OLYMPIA – The House passed the Climate Commitment Act, landmark legislation to reduce carbon emissions and set Washington on a path to meet its statutory goal of net-zero emissions by 2050, today with a vote of 54-43. Senate Bill 5126 establishes a cap and invest system that will steadily reduce carbon emissions and air pollution while investing in green infrastructure, multimodal transportation, and environmental justice. Amendments in the House strengthened the bill by adding stringent requirements to monitor air quality in communities that suffer disproportionate environmental and health impacts. The House version also ensures that at least 35% of revenues from the Climate Investment Account are invested in overburdened communities and another 10% benefit tribal lands. Additionally, the bill now designates the Environmental Justice Council, created by the HEAL Act, to recommend those investments.
“Washington has debated and considered programs to reduce carbon emissions for a generation,” said Rep. Joe Fitzgibbon (D-West Seattle), Chair of the House Environment & Energy Committee. “With today’s vote, we are finally moving towards securing a program that will ensure Washington reduces our emissions to the levels that scientists tell us are safe. With this law, we will cap pollution, invest in our communities, and improve health outcomes in overburdened communities. This policy can be a model for the rest of the nation as Washington leads the way into a clean energy future.”
The cap and invest (cap and trade) system established by the Climate Commitment Act will set an overall cap on greenhouse gas emissions with specific limits for individual businesses. Those businesses must purchase credits (allowances) for their allowed emissions, which they can then buy and sell. Businesses that emit fewer greenhouse gasses than their allotted credits can sell their credits to businesses that have not been able to reduce their emissions as quickly, allowing the economy to dynamically adapt while meeting the state’s overall carbon reduction goals. The overall pool of allowances will be steadily reduced to meet the state’s goal of net-zero emissions by 2050.
“It has been an honor to work with Chair Joe Fitzgibbon on a climate change bill that combines the bests parts of the Governor’s Climate Commitment Act and Washington STRONG,” said said Rep. Debra Lekanoff (D-Bow), the only Native American currently serving in the Washington State Legislature. “In the past few days, we have worked hard to improve this bill, showing our strong commitment to protecting our most vulnerable communities, environmental justice, and honoring tribal treaty rights. Combatting climate change is an urgent priority and this bill will help achieve our greenhouse gas emission reduction targets while investing in critical projects for transportation, infrastructure, climate resiliency, and protection of natural resources. Washington State is taking our first steps to lead the nation in progressive climate policy that will help us better protect our environment for many generations to come.”

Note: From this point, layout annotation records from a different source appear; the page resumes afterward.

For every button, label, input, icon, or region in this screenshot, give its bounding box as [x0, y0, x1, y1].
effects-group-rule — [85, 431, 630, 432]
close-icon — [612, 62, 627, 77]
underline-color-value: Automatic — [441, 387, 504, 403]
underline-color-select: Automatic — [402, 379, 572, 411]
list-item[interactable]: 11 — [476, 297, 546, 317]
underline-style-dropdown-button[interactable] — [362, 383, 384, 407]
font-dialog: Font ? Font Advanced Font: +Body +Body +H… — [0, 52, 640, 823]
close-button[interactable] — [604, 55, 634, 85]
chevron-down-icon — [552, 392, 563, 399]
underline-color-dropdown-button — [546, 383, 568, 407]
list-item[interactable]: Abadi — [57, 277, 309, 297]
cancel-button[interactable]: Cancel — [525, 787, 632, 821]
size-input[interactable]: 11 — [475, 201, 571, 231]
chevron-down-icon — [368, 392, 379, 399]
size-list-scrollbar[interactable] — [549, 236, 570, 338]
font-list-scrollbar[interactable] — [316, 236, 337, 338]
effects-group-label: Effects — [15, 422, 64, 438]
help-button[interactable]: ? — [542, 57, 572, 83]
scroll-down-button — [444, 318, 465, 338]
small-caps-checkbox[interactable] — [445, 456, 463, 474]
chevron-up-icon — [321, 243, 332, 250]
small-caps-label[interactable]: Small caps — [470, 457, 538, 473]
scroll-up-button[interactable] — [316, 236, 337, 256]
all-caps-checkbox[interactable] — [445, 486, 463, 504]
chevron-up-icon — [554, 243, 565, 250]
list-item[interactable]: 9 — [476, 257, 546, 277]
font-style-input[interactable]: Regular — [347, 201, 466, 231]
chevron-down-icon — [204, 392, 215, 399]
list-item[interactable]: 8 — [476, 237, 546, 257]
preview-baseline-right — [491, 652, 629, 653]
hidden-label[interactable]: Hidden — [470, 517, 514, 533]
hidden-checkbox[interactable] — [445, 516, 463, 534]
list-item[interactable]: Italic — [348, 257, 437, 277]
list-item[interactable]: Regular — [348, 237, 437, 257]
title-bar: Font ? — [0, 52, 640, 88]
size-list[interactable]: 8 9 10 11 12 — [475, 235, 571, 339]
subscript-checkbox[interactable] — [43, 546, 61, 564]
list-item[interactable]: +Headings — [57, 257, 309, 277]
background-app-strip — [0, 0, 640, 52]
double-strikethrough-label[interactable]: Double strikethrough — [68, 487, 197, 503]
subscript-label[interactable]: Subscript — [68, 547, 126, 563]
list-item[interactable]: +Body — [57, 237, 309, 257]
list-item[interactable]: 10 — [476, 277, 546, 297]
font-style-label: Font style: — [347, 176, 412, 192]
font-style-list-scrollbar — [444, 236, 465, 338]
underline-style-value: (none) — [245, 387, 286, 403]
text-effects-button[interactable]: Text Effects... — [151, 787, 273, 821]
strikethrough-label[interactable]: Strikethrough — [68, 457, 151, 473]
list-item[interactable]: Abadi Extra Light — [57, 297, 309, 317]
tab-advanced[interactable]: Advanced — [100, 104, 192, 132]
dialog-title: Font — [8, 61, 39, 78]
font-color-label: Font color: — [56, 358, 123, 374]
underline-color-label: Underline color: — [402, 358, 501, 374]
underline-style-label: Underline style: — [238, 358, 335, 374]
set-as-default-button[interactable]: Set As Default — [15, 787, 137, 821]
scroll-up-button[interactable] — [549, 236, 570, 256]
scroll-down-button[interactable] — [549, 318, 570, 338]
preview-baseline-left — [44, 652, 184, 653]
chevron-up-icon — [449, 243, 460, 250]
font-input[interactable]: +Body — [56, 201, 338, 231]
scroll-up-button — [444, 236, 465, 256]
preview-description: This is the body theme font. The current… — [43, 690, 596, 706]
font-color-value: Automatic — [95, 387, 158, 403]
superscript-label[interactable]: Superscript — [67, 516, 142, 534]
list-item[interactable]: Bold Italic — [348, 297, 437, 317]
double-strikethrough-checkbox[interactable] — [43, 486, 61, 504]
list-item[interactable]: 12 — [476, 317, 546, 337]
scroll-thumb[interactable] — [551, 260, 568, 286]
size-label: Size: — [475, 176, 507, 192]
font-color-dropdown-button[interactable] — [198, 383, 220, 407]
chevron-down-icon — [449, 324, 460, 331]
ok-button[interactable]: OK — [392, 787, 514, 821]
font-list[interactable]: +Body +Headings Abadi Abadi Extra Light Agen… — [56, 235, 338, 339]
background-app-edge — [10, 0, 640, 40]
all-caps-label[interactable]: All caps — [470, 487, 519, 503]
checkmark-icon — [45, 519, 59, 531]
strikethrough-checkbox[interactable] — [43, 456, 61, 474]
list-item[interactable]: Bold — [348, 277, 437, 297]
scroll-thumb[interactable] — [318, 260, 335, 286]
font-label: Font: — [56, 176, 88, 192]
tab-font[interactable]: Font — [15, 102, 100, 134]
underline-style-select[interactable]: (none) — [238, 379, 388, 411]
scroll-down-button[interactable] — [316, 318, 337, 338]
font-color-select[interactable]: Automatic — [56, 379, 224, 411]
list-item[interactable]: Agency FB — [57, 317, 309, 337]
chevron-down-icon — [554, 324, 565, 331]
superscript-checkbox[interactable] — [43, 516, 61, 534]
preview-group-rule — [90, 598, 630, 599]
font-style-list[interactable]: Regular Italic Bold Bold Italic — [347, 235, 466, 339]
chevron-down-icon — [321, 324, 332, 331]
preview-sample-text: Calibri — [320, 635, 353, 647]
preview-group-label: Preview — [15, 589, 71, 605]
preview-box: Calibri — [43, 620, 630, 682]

The cap on emissions only applies to businesses that emit more than 25,000 metric tons of greenhouse gases annually (roughly 100 entities). As the pool of allowances is reduced over time, businesses will compete to buy allowances at auctions, generating revenue for the state. That money will be invested into the Climate Emission Reduction Account for transportation projects that reduce carbon emissions and the Climate Investment Account for green infrastructure projects, projects that increase resilience in natural and working lands, and assistance for affected workers and low income people to transition to a clean energy economy.
“Climate change is having more and more devastating consequences. Fires that used to be a rarity are becoming commonplace. At the same time, manufacturing jobs are the backbone of this state’s economy and the working class,” said Rep. Steve Tharinger (D-Port Townsend) “This bill strikes the right balance between getting Washington to its goal of net-zero emissions by 2050 and supporting the industries that have built this state.”
Amendments in the House also addressed concerns from Emissions-Intensive, Trade-Exposed Industries. These industries, such as metals manufacturing, paper manufacturing, and aerospace product and parts manufacturing, among others, will receive no-cost allowances for the first twelve years of the program. Ensuring these industries are able to stay competitive keeps jobs in Washington and ensures that they do not move to a state with less restrictive emissions standards.
The bill now heads to the Senate for concurrence.